Kevin Bacon is a great actor and an icon in show business. But he’s also so much more than that.

He has inspired a social phenomenon (“Six Degrees of Kevin Bacon”), while demonstrating an instinctive understanding of viral Internet content that has led to a lot of memorable videos over the years, including this week’s #FreetheBacon campaign for more Hollywood male nudity, posted at Mashable.

amNewYork spoke with the 57-year-old about his unique image and playing a villainous sheriff hunting the kids who stole his car in the new thriller “Cop Car,” out Friday.

This is a high-quality B movie. What’s the value in this sort of filmmaking?

I feel like you have to market the film with the fact that it’s a thriller, and the fact that “Cop Car’s” written in blood, and people can tell that I’m an intimidating character. But you want to hope, at least I hope, that part of what people walk away with is this story of a loss of innocence. I find it kind of touching and sad.

You’ve been making small movies like this for your whole career.

We live in a time where it’s challenging to get anybody to see a small film, an independent film, and “Cop Car” is also unusual in that it’s an independent film but it’s not an independent film in the sense of an awards season drama or an affliction, a disease. It’s an indie that plays like a big movie.

You’ve made a lot of web videos and there have been headlines imploring Hollywood to cast you in a comedy. Is all this a plot to do more funny movies?

It’s funny, these things, I started doing little bits like this quite a few years ago. I did a couple for Funny or Die. I did something called “The Kevin Bacon Movie Club,” where you order movies and I actually come over to your house and deliver them and watch them with you. I’ve done a little bit of comedy in the past. Look, I don’t know. This is not a conscious effort to change that. It’s fun. I like it.

Given all that and your embrace of the Six Degrees phenomenon, it seems like you understood the Internet pretty early.

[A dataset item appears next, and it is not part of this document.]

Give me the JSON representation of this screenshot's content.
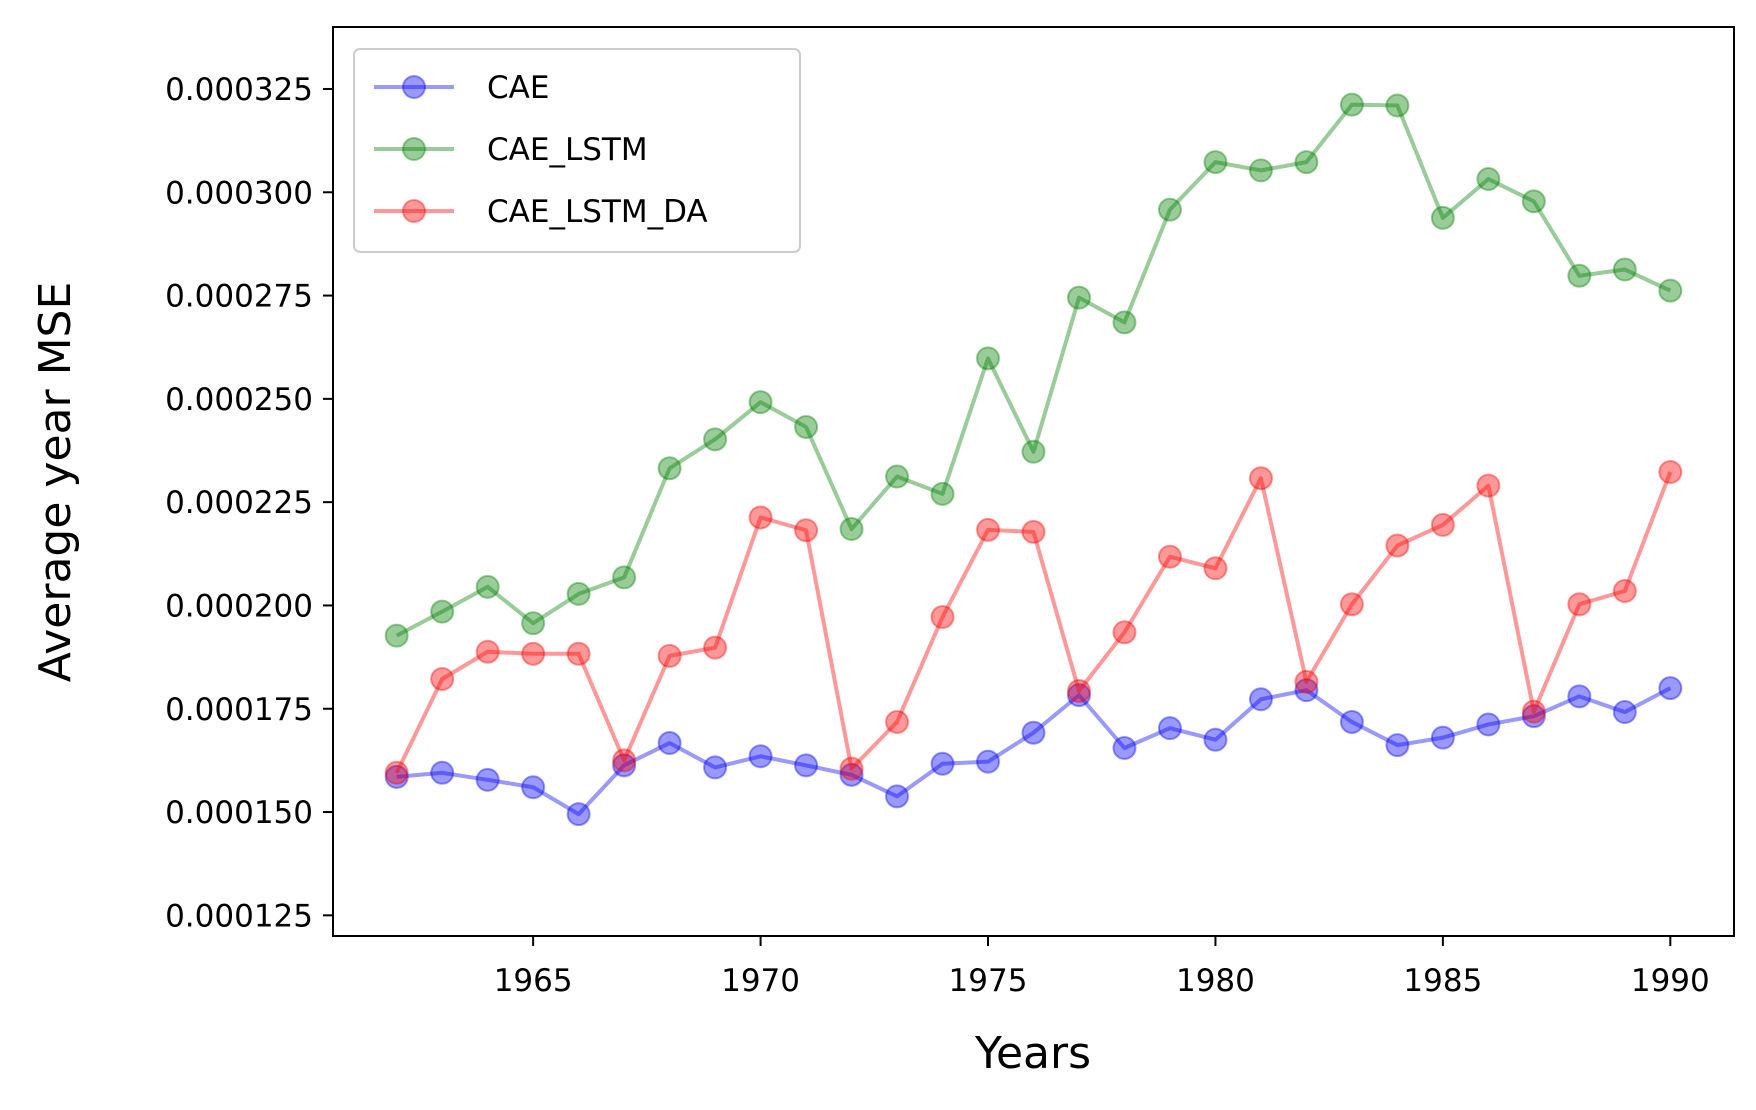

I feel like, yeah. I don’t think I understood it, necessarily, but I wasn’t afraid or threatened by it. Although, it took me awhile to get my head around social media. … With the Six Degrees thing, it really did go viral before we even called something going viral. While I was initially horrified by it, it didn’t go away. Eventually, I was forced to embrace it and I turned it into this charitable component. The idea that it was just an idea was kind of cool in a way. It wasn’t something you could hold in your hand or sell or buy. There’s no revenue stream attached to “Six Degrees of Kevin Bacon.” There’s no way to monetize it. So that, in itself, was interesting to me.